Inkt
Inkt is een vloeibaar kleurmiddel dat gebruikt wordt om te schrijven of om te drukken. Meestal is inkt zwart of blauw, maar er bestaan ook anders gekleurde inkten. Inkt voor persoonlijk gebruik treft men meestal aan in een inktpot, inktpatronen en balpenstiften en verschijnt onder aanduidingen als schrijfinkt, vulpeninkt en schoolinkt.
In strikte zin is inkt een oplossing of colloïdale oplossing van kleurstoffen. In die zin verschilt inkt van verf, dat bestaat uit een smeersel met pigmenten.
Er bestaan verschillende soorten inkt:
- schoolinkt (in een grote fles, waaruit op scholen kleinere inktpotten worden gevuld)
- schrijfinkt, ook wel correspondentie-inkt genoemd (in kleinere flessen om vulpennen mee te vullen)
- vulpeninkt, ook voor in een inktpatroon
- balpeninkt
- Oost-Indische inkt, zie ook gewassen inkt
- ecoline
- stempelinkt
- numeroteurinkt (oliehoudend)
- kasregisterinkt (tast in kasregisters de metalen onderdelen niet aan)
- metaalinkt
- linneninkt, goed bestand tegen heet water, ook wel linnenmerk-inkt genoemd
- inktlint (voor typemachines)
- inktcartridge (voor printers)
- stencilinkt, ook wel cyclostyle-inkt of duplicator-inkt genoemd
- drukinkt, waarvan offsetinkt een speciale vorm is. Deze inkten zijn in feite een verf omdat ze pigmenten bevatten in plaats van kleurstoffen. De speciale inkt voor zeefdruk wordt in de grafische wereld ook meestal aangeduid als verf.
- tatoeage-inkt
Alleen de koningsblauwe inkt is uitwasbaar (op waterbasis). Alle andere kleuren, dus ook donkerblauw, zijn permanente inkten en derhalve niet gemakkelijk uit bijvoorbeeld kleding te wassen.
Geschiedenis
[bewerken | brontekst bewerken]De eerste inkten waren in gebruik in China, bij de Egyptenaren en later ook bij de Arabieren. Deze inkten dateren van 500 v.Chr. of ouder en waren gebaseerd op roetdeeltjes die in suspensie werden gehouden door gom of hars. De zwarte pigmenten, roet of lampenzwart, konden onder meer worden verkregen door onvolledige verbranding van dierlijke sappen of plantaardige oliën, zoals sesamolie en Chinese houtolie. Ook werd wel gedolven olie gebruikt, met name creosoot. Men noemde deze inkten naar het Griekse woord encaustum, wat inkrabben of ingekookt betekent. Hiervan is het Franse woord encre voor inkt afgeleid. Het Nederlandse woord inkt is afgeleid van het Latijnse woord tinctum, wat geverfd betekent. Wie deze inkten ontdekt heeft, is niet bekend. Verder kende men bister-inkt, dat bestond uit teerhoudend roet van verbrand harshoudend hout. Ook kende men sepia-inkt. Dit soort inkten bestond al rond 500 v.Chr en werden als enige zwarte inkt gebruikt tot 300 na Christus.[1]

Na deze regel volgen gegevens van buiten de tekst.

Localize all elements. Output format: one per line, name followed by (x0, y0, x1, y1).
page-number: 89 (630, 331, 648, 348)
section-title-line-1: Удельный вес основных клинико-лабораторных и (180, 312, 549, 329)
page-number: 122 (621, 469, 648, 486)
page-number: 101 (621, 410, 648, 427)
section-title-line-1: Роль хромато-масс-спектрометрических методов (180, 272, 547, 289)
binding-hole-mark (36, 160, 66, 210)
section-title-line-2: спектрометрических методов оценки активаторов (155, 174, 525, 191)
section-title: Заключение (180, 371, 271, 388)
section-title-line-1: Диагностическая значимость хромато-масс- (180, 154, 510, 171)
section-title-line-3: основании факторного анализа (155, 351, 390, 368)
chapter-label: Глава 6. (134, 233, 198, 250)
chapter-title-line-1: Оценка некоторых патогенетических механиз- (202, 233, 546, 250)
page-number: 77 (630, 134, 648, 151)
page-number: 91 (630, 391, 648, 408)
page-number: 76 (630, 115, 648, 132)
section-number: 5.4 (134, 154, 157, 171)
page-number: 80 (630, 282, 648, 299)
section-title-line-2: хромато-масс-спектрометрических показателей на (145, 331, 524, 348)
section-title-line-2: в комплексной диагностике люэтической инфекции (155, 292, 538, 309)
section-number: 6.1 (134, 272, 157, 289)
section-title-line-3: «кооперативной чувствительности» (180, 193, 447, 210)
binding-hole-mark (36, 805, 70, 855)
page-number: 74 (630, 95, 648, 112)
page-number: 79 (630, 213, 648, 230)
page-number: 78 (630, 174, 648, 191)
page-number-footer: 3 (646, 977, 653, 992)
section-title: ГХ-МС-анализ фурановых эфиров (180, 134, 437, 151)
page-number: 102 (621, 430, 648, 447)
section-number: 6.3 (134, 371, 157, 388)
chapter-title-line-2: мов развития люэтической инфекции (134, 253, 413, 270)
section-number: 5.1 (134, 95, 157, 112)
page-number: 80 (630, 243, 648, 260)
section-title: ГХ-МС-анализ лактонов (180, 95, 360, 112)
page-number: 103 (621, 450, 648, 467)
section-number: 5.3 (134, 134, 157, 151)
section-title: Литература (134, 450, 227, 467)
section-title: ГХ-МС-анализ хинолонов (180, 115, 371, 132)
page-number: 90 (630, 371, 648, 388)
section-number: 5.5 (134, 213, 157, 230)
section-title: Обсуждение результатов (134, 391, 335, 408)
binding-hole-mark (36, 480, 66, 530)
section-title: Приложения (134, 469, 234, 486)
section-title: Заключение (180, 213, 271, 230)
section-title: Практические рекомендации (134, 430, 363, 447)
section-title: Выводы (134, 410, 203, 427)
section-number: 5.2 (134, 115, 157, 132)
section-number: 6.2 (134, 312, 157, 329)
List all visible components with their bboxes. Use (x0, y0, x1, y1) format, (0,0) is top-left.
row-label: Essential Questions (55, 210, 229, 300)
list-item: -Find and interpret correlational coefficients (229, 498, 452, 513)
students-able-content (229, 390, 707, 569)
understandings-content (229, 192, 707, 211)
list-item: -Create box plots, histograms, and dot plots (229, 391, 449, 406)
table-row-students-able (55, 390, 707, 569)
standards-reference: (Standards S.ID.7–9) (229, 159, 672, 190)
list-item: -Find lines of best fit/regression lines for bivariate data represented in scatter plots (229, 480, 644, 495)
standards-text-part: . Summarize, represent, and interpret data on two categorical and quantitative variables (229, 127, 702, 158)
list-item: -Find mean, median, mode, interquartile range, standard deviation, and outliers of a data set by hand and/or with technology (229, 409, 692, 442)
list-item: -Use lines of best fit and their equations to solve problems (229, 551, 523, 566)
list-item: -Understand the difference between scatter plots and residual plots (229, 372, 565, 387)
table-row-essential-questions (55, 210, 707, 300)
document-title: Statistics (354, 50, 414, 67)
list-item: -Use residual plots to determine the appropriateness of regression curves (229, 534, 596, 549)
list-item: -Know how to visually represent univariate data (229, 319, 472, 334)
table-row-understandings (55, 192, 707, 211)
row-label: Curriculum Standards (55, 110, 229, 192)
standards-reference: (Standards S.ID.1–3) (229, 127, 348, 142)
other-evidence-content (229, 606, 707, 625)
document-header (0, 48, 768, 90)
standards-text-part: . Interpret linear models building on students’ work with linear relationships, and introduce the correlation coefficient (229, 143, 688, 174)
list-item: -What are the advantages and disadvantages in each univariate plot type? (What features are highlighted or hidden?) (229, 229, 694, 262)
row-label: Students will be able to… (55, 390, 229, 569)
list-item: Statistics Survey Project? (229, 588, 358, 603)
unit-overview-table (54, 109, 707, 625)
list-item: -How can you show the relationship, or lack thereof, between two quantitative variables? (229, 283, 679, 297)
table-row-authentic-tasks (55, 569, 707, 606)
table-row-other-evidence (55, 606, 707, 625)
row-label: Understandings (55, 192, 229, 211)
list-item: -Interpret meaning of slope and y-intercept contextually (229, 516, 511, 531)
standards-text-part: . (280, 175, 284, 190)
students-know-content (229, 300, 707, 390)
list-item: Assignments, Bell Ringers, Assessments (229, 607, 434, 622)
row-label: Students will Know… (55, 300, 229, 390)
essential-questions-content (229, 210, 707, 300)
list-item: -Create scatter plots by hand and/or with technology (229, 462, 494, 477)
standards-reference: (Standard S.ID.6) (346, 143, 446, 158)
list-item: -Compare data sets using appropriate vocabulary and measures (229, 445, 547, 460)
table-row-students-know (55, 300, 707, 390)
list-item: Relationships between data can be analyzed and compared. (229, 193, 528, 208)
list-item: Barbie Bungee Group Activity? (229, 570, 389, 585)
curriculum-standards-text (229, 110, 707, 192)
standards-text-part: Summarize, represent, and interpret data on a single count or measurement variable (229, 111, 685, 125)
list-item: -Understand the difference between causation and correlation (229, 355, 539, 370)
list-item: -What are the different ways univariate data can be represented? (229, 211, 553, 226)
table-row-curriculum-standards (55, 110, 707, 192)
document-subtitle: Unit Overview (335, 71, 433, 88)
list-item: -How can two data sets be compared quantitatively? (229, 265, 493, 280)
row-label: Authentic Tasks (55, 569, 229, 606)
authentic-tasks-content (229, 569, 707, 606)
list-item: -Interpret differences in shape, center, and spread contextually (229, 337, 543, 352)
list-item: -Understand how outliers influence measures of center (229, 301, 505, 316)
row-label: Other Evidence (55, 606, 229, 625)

De ijzergallusinkt, ook wel ferrotannine-inkt of ijzergalnoteninkt genoemd, werd rond de 11e eeuw ontdekt. De recepten van deze inkten zijn gevonden in geschriften uit kloosters. IJzergallusinkt wordt gevormd door een reactie van in galappels aanwezig looizuur met een metaalzout dat ijzer(II)sulfaat of koper(II)sulfaat kan zijn. De kleur ontstond echter pas wanneer de inkt aan de lucht werd blootgesteld. Daarom voegde men kleurstoffen als blauwhout, indigo en sepia toe om de inkt al enige kleur te geven. De inkt bevatte echter ook zuren die bij de reactie ontstonden of die eraan toegevoegd werden om bezinking van de inktdeeltjes te voorkomen. Deze zuren leidden op termijn tot de aantasting van de ondergrond, de zogenaamde inktvraat.
Gedurende de tweede helft van de 19e eeuw verschenen inkten op basis van anilinekleurstoffen en op basis van synthetische alizarine. Tal van synthetische kleurstoffen zoals anilineblauw, methyleenblauw, eosine, nigosine en methylviolet werden nu toegepast.
- ↑ (en) calligraphy - Greek handwriting | Britannica. www.britannica.com. Gearchiveerd op 14 oktober 2022. Geraadpleegd op 14 oktober 2022.